All Things Kayaking

Paddling into the Maryland State Sinepuxent Wildlife Management Area

On July 27, 2018 we kayaked from the Assateague Island National Seashore into the Maryland State Sinepuxent Wildlife Management Area and a small island known to the locals as Bird Island.  This was not our original destination, but while preparing our gear at the Old Ferry Landing in the National Seashore, we spoke to two women just returning from early morning paddles.  One woman shared pictures of baby brown pelicans at Bird Island.  The other, while paddling into coves on the right side of Old Ferry Landing, reported spotting roseate spoonbills.  Both sightings intrigued us.  A boat trip to Smith Island two months ago included a visit to a large nesting colony of pelicans. It was exciting to think of seeing some more.  In addition, roseate spoonbills are our favorite Florida bird.  Seeing some in Maryland would be a bird watching coup.

With this in mind we began paddling past Great Egging Island towards Bird Island, which is approximately 2 miles into the Bay. In the 1930’s the Sinepuxent Bay navigation channel was dredged, creating 29 small islands .  Thirteen of these islands still remained in 1964 when the Maryland legislature passed a law creating the Sinepuxent Bay Wildlife Management Area.  The Island we know as Bird Island is formally called South Point Spoils on the Maryland DNR map.  Frankly, we prefer Bird Island.

20180727_105954_Judy with Great Egging Island in the distance

Leaving Great Egging Island in the distance and going in search of baby brown pelicans

20180727_104652_Approaching Bird Island

Approaching Bird Island

Sometimes the Sinepuxent Bay is riddled with white caps, however this hot humid Saturday morning featured a light breeze and gentle swells. .  Arriving at the island, we quickly found five brown pelican babies nestled among a potpourri of shorebirds.  The birds of Bird Island are very noisy, and the smell worse, but for nature lovers the sights are delightful and hypnotic.

20180727_105828_Pelican babies and parentsWe floated quietly offshore for several minutes observing the many comings and goings along the beach. Posted signs state the island is closed, and a good practice is to stay at least 40 feet off the shore. If the birds become agitated, you are too close. After floating and viewing, we slowly paddled around the southwest side of the island.

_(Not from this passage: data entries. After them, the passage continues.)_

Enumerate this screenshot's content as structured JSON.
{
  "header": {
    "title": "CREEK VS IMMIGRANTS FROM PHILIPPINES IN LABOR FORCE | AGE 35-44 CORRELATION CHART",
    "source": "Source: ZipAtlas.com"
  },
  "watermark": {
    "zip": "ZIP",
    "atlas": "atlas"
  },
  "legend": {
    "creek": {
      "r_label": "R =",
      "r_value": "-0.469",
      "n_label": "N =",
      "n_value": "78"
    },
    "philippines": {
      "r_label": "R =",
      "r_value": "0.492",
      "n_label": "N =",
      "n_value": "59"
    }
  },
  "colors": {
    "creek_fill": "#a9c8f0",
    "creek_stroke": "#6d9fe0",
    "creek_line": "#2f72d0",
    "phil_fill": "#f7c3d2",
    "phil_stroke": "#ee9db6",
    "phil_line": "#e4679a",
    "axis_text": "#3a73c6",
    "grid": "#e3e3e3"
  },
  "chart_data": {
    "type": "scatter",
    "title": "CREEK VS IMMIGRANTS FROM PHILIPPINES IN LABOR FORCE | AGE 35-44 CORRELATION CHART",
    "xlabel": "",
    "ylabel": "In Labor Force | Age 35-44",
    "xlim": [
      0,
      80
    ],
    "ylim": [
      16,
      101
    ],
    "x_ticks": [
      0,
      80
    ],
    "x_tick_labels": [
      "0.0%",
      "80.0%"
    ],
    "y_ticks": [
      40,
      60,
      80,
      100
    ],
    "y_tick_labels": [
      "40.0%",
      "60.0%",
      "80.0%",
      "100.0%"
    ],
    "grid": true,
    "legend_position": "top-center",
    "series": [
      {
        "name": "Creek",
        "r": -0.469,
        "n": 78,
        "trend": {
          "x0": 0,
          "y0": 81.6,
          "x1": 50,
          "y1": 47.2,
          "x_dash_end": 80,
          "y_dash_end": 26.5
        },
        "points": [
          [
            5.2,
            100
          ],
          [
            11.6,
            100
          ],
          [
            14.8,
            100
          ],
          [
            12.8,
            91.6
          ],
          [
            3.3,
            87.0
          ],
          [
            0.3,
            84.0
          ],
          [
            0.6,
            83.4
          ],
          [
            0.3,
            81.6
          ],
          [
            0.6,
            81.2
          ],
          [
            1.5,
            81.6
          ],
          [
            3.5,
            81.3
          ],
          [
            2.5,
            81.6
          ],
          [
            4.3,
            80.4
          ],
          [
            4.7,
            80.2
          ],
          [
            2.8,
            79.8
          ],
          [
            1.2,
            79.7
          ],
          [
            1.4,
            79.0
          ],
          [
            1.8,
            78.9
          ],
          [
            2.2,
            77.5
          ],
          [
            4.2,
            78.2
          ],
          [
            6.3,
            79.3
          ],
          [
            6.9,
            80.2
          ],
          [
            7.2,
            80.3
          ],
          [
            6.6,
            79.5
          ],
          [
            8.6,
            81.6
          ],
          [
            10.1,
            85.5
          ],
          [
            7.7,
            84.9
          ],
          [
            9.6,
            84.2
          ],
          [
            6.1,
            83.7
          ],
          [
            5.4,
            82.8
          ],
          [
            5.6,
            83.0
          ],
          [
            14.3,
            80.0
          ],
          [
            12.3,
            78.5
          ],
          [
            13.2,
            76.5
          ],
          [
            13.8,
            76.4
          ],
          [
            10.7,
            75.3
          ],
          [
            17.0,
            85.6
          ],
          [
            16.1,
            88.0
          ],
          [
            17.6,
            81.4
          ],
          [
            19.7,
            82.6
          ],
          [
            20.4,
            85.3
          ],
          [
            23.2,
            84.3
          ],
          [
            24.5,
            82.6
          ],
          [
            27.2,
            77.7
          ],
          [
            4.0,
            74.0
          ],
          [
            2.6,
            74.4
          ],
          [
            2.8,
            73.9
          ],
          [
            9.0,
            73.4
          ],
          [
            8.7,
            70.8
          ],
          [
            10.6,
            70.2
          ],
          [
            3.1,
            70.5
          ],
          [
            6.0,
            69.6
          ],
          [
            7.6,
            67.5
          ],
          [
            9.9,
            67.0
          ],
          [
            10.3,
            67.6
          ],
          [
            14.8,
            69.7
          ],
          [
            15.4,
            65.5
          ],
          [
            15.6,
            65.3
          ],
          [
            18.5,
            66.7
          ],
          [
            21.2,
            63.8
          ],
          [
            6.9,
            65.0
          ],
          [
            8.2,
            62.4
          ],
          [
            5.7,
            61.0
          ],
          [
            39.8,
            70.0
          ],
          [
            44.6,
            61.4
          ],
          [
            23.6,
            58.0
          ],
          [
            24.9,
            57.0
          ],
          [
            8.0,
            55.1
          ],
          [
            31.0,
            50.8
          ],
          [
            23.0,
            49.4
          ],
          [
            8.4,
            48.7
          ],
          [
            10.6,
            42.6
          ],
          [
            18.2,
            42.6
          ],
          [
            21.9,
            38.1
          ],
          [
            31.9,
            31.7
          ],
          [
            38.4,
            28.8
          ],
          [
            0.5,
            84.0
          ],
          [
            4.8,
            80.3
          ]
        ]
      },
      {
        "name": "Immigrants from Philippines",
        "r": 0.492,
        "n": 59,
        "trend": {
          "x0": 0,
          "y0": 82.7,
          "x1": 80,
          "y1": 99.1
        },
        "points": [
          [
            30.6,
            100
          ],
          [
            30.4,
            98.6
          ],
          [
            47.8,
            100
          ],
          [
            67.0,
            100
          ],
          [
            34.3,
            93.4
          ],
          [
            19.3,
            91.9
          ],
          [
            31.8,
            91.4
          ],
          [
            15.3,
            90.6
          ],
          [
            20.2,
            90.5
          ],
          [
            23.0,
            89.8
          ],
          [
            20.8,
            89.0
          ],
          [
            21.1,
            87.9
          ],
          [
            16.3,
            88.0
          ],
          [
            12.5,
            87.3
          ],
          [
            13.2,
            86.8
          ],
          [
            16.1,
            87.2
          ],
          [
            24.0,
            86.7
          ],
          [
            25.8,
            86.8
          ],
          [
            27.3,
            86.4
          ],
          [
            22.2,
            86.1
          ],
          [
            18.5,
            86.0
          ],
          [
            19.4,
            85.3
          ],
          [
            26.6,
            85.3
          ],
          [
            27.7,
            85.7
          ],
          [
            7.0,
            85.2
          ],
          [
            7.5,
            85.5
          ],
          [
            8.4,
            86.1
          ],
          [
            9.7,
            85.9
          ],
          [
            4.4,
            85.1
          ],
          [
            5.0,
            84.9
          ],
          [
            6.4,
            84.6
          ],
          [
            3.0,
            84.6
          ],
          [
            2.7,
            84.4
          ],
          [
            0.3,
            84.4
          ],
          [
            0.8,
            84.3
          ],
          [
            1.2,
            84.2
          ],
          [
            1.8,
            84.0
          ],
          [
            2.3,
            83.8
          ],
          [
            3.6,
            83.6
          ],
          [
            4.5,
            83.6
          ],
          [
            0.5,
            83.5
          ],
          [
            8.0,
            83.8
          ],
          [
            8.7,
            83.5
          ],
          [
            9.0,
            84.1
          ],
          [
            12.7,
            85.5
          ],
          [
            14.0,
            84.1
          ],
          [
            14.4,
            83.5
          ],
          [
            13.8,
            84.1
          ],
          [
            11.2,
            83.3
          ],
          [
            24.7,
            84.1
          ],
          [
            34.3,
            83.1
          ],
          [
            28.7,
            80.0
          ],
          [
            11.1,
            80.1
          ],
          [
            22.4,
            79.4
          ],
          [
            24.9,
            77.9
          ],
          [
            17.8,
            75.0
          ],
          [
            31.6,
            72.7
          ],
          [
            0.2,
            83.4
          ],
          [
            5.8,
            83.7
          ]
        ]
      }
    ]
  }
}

20180727_110313_Judy watches

Quietly observing the bird habitat

20180727_110444_Rounding the island

Slowly rounding the end of the island

20180727_110434_The Three Amigos

Three brown pelicans guarded the point at the end of the island

The other side of the island hosts a unique upside down tree.  It’s also home to a large number of gulls.

20180727_110850_Upside Down Tree

Unique upside down tree on the other side of the island

20180727_111058_Complainer

A gull complaining loudly about our presence

After an extended period of bird watching we began paddling back to Great Egging Island.  Landing on the shore for a break, we spent time picking up garbage, including the remains of a helium filled birthday balloon whose string was tightly wound around a tree. A great reminder of how a balloon string could also tighten around an animal.

Successfully completing our first goal of baby pelican sightings we turned to our search for roseate spoonbills.  Paddling and floating around the North end of Great Egging Island a blue crab in the water was pulling itself up on the shore.  Detecting our presence he quickly retreated back into the water.

Blue crab climbing up on the shore

Paddling past the end of Bayside Drive brings one to the boardwalk comprising the Life of the Marsh Trail.  Since this is Assateague Island, a harem of wild ponies stood in the marsh guarded by a beautiful white and brown stallion.

Plunging into the many guts and coves on this section of Assateague Island we looked in vain for spoonbills.  Plenty of egrets, gulls, and herons wading in the marsh and flying overhead, but not what we were searching for.  We came up empty-handed.  The quest to see if spoonbills are at Assateague waits for another trip.

20180727_123159_Exploring back channels 2

Kayaking into various guts and coves in search of the elusive spoonbills.

All in all it was a great day of kayaking.  In the map below we put in at waypoint 26 on Old Ferry Landing and paddled to Bird Island at waypoint 81.  We returned via the North side of Great Egging Island and meandered through various coves and guts until completing our circuit.

20180727_213211_GPS Topo Map

Put In: Old Ferry Landing in Assateague Island National Seashore. Stop at the visitor center to learn more about the unique history of Ferry Landing and Assateague Island.

Port a Potties in parking lot. Nice beach for launching.

Restaurants: Assateague Island Crab House is on the road to Assateague. We had never stopped there before and decided to visit for a quick-lunch after our hot and humid morning paddle. The A/C felt great, the decorations are eclectic, service was quick and the salad with crab cake and soft shell crab sandwich were delicious. Not sure how we missed this place before (it is only open seasonally) but we will definitely be back.